I feel extremely grateful to the countless number of people throughout history who figured out how to do something well or right, documented it and then shared it with others.
I suppose I could just say that I’m grateful for the scientific method – but its not the method I’m talking about here today, its the people willing to use it and the fact that they share their findings in hopes that the next person to confront the dilemma or issue can skip a few steps, gain new perspective or just learn something new.
I think of it more like a culture of sharing useful information and it’s the people who exercise it outside their tribe (family, co-workers, investors, etc.) to whom I’m particularly grateful.
Sure, some of these people have made a lot of money helping others help themselves but most don’t. The incredible volume of actually useful do-it-yourself instructional videos on YouTube that will never make any money for the creators is pretty astounding.
Why do these people do it?

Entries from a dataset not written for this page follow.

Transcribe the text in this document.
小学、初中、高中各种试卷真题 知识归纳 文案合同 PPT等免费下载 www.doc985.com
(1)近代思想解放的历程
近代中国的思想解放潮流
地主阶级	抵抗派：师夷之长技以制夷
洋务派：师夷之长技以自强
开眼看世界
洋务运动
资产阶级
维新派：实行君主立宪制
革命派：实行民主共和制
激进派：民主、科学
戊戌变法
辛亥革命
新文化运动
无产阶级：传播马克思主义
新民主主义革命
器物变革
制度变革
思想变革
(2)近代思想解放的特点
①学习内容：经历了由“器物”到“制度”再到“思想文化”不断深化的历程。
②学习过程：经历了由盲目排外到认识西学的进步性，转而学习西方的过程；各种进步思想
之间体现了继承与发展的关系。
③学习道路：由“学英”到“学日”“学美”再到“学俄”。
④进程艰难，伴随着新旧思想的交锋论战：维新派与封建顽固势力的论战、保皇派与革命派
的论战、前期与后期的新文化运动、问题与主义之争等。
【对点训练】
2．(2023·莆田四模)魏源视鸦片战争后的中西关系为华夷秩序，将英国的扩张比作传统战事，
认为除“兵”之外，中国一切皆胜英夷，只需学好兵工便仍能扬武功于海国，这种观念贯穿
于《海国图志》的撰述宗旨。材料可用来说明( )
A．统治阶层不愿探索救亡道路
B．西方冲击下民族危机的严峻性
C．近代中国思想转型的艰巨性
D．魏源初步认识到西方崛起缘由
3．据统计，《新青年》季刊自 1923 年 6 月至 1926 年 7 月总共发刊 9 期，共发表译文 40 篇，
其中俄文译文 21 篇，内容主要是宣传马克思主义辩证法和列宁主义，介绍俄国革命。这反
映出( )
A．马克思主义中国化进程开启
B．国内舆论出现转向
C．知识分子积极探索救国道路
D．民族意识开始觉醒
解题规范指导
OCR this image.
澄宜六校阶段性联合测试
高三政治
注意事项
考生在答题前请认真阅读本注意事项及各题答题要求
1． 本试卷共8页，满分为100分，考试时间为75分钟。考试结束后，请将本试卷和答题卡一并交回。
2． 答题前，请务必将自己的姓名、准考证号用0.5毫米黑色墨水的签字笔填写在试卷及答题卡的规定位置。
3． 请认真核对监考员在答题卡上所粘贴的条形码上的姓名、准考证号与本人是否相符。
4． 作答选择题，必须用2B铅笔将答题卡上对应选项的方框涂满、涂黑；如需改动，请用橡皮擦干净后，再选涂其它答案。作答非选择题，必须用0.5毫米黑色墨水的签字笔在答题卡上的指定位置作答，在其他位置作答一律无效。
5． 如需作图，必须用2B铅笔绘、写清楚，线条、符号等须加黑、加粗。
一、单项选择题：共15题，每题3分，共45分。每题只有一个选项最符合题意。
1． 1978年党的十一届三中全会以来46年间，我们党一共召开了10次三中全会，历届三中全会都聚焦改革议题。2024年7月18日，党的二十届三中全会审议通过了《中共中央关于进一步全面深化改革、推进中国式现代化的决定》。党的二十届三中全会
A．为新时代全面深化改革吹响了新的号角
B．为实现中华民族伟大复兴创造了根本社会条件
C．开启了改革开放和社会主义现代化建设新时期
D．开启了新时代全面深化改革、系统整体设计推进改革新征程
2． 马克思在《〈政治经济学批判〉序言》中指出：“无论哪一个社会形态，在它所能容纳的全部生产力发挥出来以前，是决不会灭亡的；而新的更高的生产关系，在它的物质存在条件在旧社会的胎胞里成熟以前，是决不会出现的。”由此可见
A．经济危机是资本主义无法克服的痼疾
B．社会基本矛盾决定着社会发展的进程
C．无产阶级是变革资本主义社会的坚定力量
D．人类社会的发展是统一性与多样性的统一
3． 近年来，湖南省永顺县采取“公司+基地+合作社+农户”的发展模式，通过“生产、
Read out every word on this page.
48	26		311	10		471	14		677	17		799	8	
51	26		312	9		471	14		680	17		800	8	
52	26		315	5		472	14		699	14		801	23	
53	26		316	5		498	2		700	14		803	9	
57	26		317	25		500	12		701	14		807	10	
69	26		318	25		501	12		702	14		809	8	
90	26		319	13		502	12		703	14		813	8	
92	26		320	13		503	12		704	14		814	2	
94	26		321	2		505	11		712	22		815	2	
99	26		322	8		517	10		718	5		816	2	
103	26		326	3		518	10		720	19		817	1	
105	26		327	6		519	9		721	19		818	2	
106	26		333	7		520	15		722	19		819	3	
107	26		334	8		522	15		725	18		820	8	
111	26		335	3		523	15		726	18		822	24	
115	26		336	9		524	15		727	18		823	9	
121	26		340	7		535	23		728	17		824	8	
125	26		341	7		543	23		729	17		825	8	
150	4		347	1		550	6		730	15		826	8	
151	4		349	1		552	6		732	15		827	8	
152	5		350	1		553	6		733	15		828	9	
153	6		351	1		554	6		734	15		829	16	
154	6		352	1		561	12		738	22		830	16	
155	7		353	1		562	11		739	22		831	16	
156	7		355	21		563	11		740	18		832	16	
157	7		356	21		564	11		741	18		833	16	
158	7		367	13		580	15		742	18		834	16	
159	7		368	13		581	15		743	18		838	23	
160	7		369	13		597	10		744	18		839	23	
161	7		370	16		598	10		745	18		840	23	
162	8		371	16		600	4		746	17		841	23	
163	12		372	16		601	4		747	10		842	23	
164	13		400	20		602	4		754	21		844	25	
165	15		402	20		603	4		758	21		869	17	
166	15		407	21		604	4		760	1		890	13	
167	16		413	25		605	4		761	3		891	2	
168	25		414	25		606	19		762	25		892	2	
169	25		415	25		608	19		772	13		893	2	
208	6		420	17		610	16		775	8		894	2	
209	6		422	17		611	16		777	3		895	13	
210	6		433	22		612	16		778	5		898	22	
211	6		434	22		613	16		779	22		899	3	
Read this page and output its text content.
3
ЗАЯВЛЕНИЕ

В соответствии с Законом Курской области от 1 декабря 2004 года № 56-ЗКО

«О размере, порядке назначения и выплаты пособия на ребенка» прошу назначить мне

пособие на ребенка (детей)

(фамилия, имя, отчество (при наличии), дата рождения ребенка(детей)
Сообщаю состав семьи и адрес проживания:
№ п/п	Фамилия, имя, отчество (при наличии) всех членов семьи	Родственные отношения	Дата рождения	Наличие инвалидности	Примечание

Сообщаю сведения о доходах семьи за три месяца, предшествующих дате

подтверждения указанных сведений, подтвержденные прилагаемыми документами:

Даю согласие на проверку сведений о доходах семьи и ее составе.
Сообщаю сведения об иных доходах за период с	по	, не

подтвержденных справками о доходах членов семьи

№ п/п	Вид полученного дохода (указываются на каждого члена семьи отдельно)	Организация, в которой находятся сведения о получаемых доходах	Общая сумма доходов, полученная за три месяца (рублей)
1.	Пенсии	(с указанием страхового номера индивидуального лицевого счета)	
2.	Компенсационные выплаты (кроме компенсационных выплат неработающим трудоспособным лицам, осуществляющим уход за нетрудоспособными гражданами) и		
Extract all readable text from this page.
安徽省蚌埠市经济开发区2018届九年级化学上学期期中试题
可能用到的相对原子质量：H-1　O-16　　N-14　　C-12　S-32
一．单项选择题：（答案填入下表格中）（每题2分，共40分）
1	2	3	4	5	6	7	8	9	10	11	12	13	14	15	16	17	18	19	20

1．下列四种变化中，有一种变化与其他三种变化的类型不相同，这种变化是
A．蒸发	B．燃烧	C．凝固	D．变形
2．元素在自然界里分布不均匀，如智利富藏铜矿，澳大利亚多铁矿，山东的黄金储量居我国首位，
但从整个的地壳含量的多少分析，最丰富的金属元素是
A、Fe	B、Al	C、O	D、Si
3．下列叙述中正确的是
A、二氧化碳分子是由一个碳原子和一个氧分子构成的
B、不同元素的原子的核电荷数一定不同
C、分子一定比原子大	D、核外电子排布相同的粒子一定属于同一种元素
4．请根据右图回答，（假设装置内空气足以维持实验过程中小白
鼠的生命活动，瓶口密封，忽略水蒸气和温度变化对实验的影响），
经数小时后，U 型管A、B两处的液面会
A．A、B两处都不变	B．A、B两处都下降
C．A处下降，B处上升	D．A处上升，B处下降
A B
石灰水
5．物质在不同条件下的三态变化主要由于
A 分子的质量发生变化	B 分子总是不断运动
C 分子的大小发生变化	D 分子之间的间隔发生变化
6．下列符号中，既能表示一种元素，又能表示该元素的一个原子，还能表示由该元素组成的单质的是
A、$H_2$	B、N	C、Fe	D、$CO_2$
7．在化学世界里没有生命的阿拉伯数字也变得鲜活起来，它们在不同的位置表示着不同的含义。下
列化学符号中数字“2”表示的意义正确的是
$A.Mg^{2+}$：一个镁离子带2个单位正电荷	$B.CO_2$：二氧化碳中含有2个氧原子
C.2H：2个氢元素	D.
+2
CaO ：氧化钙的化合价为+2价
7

Maybe they thought their video would go viral or that it could lead to some other lucrative activity. That doesn’t bother me. I believe that this is one of the seldom recognized great things about humans that’s easy to overlook in the 24 hour news cycle era. I believe we’ve somehow incorporated the idea of helping the next person into our lives over the course of who-knows-how-long.
That’s not to say that all information out there is good. It’s not. I’ve been into self-help books since I was about 24 years old. A few great ones stand out including The 7 Habits of Highly Effective People and The Feeling Good Handbook. But for every one of those, there’s at least one Four Agreements or The Secret – books that enjoy popularity and have some good parts but mostly rely on subjective, spiritual mumbo-jumbo or pseudo-science as a basis for their teachings and/or, in my opinion, are less about truly growing and more about justifying irresponsibility (and making money for the author.)
But by and large, there’s a lot of good, useful information out there and in fact the concept of school and education is an outcropping of our evolved sense of helping the next person.
So the next time someone impatiently or angrily tells me when I’m doing something wrong or that there’s an easier or better way, I hope to take a step back and just thank the person for caring enough to set me on a better course.